In short, WebAssembly is a binary instruction format for a stack-based VM. To understand it better, we will talk a little bit more about what a Binary Instruction Format
means and what a Stack-based VM
means.
It was designed for improving performance of web applications and allowing them to do computationally expensive tasks that were previously not possible with JS. It is a portable format, which can work in environments outside of browsers such as desktop/mobile apps, client/server applications, IoTs, and even embedded devices.
Before WASM, asm.js existed that compiled statically-typed manual memory management languages such as C to optimized versions of JS. It used a source-to-source compiler that targeted a specific subset of JS. This subset consisted of static types and virtually no garbage collection, which improved performance by magnitudes. It also optimized size by employing techniques like dead-code elimination, and also removed unnecessary whitespace, newlines, etc. and shortened long identifiers to few-character identifiers.
What is Garbage Collection
Basically garbage means allocated memory that isn’t used anymore, and collection means de-allocating this not-used-anymore memory. In manual memory management languages, you allocate and deallocate memory by yourself. But in Garbage Collected languages, the language does it for you. How GC does it and when depends upon the implemented technique, you wouldn’t want GC to do its work at inconvenient times in inconvenient ways.
Binary Instruction Format
Just like humans use languages to understand and communicate with each other, computers need something similar. Human languages consist of atomic symbols such as alphabets, just as machine language consists of 0s and 1s. These symbols randomly strung together, by themselves, don’t mean anything. Just like kdjhsk
doesn’t mean anything, random 0s and 1s 01010101
don’t mean anything. Language defines rules for these symbols and strings to give meaning, like hello
means greeting in the English
language. Zeros and Ones can be given meaning with a language designed particularly for a machine.
For the sake of understanding, we can design our own machine language. Let’s say, our language is based on bit strings of length 8-bit (called a byte), which is analogous to a word in the English language (although a word can be of arbitrary length). To understand a sentence, we say that a string of bytes starts with a verb and then, if any, we have a noun. For example, a byte string "10100000 00100101"
, 10100000
is a verb and 00100101
is a noun. Similarly, "10010011 00100100 00010000 10000001"
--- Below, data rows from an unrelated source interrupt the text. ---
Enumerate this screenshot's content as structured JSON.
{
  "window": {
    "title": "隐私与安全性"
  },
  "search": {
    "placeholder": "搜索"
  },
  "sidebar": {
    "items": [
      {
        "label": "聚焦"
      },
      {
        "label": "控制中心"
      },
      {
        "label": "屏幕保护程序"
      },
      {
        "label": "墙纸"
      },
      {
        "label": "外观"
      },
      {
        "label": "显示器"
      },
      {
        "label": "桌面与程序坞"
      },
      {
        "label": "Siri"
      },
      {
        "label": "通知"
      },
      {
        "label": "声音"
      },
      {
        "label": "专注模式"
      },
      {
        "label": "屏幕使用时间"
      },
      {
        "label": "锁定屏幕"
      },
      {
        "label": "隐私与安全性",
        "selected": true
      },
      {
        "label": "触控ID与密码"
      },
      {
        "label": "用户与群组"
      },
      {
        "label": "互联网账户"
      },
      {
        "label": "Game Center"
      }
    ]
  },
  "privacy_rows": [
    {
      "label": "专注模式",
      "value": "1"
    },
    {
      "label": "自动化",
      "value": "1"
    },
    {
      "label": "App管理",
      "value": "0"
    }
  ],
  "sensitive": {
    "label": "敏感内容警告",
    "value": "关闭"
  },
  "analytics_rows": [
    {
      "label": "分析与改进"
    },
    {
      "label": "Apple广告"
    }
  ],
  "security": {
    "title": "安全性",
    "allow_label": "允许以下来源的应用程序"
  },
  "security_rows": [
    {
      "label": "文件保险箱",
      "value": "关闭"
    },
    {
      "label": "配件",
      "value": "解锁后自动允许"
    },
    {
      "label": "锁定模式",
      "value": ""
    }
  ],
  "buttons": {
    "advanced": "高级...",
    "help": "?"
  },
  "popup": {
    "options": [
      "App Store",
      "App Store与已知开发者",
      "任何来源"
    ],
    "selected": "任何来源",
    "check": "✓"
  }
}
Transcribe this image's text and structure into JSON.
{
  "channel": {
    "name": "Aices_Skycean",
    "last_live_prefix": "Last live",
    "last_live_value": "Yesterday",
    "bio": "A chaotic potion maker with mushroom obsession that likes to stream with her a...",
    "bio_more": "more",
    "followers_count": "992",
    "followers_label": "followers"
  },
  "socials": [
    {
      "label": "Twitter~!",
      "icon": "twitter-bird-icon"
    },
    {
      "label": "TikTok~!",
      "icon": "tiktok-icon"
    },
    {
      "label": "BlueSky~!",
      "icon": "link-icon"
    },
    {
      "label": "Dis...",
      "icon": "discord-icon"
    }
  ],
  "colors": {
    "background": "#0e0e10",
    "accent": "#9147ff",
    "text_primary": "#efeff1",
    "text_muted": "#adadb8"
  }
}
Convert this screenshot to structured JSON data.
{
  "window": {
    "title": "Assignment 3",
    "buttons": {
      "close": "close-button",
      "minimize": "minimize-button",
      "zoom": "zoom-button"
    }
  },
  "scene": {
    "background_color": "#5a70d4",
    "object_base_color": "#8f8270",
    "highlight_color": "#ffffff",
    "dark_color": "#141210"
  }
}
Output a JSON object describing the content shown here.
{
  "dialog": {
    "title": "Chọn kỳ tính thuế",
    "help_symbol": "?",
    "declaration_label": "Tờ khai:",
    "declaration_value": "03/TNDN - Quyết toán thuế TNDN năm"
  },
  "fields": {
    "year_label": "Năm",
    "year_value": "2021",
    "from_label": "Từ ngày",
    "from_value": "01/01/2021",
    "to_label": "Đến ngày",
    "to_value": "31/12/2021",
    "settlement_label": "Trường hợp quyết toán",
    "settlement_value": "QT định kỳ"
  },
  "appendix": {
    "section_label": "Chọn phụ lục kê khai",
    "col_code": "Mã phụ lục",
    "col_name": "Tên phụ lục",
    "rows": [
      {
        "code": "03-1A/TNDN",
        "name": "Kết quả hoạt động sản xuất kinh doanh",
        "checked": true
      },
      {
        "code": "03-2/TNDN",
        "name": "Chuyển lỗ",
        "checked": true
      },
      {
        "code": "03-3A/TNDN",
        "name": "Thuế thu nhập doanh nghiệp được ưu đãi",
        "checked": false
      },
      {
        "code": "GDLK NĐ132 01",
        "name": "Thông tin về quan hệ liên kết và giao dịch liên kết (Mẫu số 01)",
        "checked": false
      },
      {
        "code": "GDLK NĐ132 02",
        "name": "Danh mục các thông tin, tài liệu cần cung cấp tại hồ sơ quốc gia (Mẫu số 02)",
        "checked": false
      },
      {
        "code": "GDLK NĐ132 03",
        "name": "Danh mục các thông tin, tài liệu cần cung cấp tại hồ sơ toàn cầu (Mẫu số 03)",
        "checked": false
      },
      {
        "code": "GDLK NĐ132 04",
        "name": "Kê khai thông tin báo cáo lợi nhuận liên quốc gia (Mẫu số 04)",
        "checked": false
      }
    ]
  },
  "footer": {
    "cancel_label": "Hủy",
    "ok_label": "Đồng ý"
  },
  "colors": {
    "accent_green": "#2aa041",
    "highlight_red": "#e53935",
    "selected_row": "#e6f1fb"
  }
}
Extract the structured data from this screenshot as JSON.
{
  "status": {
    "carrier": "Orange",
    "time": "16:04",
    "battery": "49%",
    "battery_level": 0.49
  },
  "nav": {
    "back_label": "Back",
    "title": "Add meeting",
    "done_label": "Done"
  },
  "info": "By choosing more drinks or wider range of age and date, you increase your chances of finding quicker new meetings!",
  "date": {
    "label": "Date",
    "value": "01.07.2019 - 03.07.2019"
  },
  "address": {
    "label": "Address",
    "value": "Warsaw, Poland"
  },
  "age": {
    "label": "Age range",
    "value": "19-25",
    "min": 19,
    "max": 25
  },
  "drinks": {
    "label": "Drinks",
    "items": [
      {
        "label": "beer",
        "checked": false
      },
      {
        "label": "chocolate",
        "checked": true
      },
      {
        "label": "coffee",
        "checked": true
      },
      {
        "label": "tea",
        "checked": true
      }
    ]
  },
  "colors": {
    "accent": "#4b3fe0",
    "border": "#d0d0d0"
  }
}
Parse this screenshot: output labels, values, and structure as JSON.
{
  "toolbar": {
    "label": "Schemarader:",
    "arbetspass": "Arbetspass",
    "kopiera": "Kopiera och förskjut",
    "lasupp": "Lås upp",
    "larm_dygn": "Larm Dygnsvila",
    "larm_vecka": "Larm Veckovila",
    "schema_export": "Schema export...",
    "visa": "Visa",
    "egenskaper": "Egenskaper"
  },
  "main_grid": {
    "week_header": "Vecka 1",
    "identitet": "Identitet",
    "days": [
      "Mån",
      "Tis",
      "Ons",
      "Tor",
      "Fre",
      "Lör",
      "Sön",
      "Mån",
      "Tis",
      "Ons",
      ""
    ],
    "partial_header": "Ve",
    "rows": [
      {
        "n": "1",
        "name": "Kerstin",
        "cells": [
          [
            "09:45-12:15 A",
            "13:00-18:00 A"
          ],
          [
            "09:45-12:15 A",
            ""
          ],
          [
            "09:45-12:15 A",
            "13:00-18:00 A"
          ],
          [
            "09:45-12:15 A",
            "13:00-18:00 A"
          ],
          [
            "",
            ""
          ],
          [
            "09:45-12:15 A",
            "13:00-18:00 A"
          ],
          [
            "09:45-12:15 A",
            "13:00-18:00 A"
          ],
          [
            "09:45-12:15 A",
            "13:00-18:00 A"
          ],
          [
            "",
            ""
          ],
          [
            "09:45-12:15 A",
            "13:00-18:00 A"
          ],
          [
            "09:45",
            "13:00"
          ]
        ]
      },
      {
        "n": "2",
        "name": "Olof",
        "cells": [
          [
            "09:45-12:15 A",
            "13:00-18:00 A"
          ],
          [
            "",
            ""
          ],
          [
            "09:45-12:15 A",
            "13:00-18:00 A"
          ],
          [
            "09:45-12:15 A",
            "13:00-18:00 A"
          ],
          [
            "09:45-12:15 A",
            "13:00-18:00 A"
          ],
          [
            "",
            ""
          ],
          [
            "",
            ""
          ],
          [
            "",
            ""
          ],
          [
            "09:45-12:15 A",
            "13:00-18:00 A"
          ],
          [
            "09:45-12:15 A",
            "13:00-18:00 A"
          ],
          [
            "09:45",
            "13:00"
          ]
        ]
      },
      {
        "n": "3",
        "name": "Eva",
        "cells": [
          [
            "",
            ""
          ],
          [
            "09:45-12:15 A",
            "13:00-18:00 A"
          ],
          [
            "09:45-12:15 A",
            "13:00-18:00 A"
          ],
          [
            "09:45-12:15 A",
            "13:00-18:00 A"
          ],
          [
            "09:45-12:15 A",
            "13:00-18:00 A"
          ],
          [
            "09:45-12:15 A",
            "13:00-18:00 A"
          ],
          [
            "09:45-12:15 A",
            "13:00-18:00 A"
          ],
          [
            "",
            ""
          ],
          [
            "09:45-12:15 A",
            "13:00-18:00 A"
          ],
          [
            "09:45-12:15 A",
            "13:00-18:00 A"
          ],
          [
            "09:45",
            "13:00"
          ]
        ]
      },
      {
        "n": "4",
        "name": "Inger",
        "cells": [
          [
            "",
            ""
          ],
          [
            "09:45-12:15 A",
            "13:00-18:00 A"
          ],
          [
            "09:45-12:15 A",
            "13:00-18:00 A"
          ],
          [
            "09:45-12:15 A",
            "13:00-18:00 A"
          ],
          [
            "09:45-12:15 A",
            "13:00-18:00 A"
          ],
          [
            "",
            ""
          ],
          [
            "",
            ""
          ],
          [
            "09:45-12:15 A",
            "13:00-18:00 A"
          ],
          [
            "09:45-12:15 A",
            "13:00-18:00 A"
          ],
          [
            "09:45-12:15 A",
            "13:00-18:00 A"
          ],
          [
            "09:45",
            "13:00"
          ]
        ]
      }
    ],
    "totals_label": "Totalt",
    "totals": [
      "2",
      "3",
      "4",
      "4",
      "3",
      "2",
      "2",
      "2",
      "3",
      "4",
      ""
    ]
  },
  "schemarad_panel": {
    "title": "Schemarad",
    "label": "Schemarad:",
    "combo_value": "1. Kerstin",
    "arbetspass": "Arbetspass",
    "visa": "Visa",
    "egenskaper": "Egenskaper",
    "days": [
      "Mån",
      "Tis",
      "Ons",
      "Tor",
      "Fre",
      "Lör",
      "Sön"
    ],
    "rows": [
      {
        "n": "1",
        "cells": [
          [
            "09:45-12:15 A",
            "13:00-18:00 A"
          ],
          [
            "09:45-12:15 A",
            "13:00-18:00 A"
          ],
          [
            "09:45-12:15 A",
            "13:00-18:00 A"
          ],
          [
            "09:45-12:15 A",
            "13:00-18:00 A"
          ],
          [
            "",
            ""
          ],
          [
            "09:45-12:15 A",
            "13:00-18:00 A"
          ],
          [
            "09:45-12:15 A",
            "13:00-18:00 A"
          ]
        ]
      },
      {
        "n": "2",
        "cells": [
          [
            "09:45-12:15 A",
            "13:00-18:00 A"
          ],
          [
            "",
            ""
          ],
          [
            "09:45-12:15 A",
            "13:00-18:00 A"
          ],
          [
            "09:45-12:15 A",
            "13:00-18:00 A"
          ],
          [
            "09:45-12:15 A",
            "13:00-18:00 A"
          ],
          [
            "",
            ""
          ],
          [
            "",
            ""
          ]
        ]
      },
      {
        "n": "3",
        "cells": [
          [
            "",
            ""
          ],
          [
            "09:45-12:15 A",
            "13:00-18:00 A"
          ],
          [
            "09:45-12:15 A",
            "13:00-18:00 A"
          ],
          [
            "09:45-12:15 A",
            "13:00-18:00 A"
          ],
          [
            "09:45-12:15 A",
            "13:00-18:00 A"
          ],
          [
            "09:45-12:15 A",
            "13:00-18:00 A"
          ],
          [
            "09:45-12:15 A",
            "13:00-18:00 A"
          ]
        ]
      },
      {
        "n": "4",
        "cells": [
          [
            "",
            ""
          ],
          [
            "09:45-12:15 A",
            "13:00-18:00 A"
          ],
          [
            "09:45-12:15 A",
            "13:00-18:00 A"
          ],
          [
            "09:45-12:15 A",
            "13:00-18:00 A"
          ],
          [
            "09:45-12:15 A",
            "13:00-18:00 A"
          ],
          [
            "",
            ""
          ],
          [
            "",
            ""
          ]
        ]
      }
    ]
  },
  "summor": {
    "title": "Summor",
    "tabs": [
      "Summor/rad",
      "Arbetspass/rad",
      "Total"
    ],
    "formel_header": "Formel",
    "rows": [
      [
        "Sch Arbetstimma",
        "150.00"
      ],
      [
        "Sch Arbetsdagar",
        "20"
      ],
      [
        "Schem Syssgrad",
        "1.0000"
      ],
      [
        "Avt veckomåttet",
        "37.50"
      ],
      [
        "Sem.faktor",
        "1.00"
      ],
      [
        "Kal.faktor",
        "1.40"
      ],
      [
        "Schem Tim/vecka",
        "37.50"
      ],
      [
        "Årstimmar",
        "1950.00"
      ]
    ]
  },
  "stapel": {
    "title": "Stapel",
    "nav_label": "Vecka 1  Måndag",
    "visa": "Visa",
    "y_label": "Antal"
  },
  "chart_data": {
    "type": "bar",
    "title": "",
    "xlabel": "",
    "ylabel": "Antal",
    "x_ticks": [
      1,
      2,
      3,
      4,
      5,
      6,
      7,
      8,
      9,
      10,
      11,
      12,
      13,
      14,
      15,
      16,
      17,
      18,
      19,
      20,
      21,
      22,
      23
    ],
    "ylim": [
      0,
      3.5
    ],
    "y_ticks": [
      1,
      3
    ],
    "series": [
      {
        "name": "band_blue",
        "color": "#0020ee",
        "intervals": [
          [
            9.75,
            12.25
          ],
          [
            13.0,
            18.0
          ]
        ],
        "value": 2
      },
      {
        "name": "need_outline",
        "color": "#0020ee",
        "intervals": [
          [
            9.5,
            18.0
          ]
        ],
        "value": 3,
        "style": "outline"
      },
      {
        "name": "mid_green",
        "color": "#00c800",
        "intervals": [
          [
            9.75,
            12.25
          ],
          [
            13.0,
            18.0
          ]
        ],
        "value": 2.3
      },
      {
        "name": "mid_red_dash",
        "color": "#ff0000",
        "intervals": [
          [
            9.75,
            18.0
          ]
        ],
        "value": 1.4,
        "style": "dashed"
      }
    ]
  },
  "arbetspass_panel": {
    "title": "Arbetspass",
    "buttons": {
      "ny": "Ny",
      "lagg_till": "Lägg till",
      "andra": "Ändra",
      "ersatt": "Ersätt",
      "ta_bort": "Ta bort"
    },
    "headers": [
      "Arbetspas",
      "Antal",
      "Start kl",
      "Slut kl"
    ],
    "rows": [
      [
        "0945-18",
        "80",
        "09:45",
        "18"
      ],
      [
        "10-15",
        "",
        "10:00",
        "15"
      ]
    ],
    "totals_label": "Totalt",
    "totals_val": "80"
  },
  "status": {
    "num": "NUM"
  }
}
is verb, noun, verb and noun respectively. Then we can go and add rules for what a verb and what a noun is. For example,
Byte | Meaning |
---|---|
00______ | Walk |
01______ | Run |
10______ | Sprint |
11______ | Stop |
Then we can define the next 2-bits for vocal cords, and then the next-next 2-bits and so on and on. For nouns, it could mean human names somehow mapped to a byte. This will effectively give us a way to command any (actually up to 2^8 = 255 here) humans in our machine language.
There already exist machine languages for computers, these languages are sometimes called Instruction Set Architecture (ISA)
, such as x86_64
, RISC-V
, ARM64
, etc. WebAssembly is another one of these languages, but for a made-up hardware.
Stack-based VM
Virtual Machine (VM) as the name implies, is a machine that is virtual and not physical hardware. VMs are software that emulate a specific machine, typically they emulate ISAs. These work by decoding the binary files (executables), then they try to make sense of the structure, and then execute appropriate similar instructions that are available natively.
Stack-based means that it uses a stack as storage for immediate temporary values instead of registers like ISAs. For example, you want to execute the following line of code:
printf(1 + 2);
The order of instructions and their execution look something like this:
Instruction | Operation | Stack |
---|---|---|
1 | push 1 | 1 |
2 | push 2 | 1, 2 |
3 | add | 3 |
4 | call printf | null |
Binary Instruction Format for Stack-based VM
So, WebAssembly is just a portable specification developed for a machine that uses a stack, whose main goal is to be used on the Web. But since it is just a format, it can be used anywhere as long as the VM is compliant and provides an interface for the environment (just like how ISAs interface with OS environments through function calls and other stuff).
Use Cases
- Computationally expensive tasks: Applications that have to do a lot of numerical computations such as graphics, cryptography, simulations, etc.
- Security: WASM is much more secure than JS by reducing the attack surface area. WASM is much more obscure than JS, thus making it harder for attackers to just look at code. It provides better memory safety and prevents common memory bugs like buffer overflow. The entire code is sandboxed, thus isolating it from the rest of the system, making it harder for attackers to access sensitive data and perform illegal operations.
- Tons of Libraries: Since any system programming language can be compiled to WASM, a vast amount of libraries written in C and C++ is suddenly available on the web.
- Outside of web: Since WASM is a VM, it is completely possible to use it for mobile/desktop apps, it can also be run on servers or even IoT devices. Basically you can write once and run anywhere.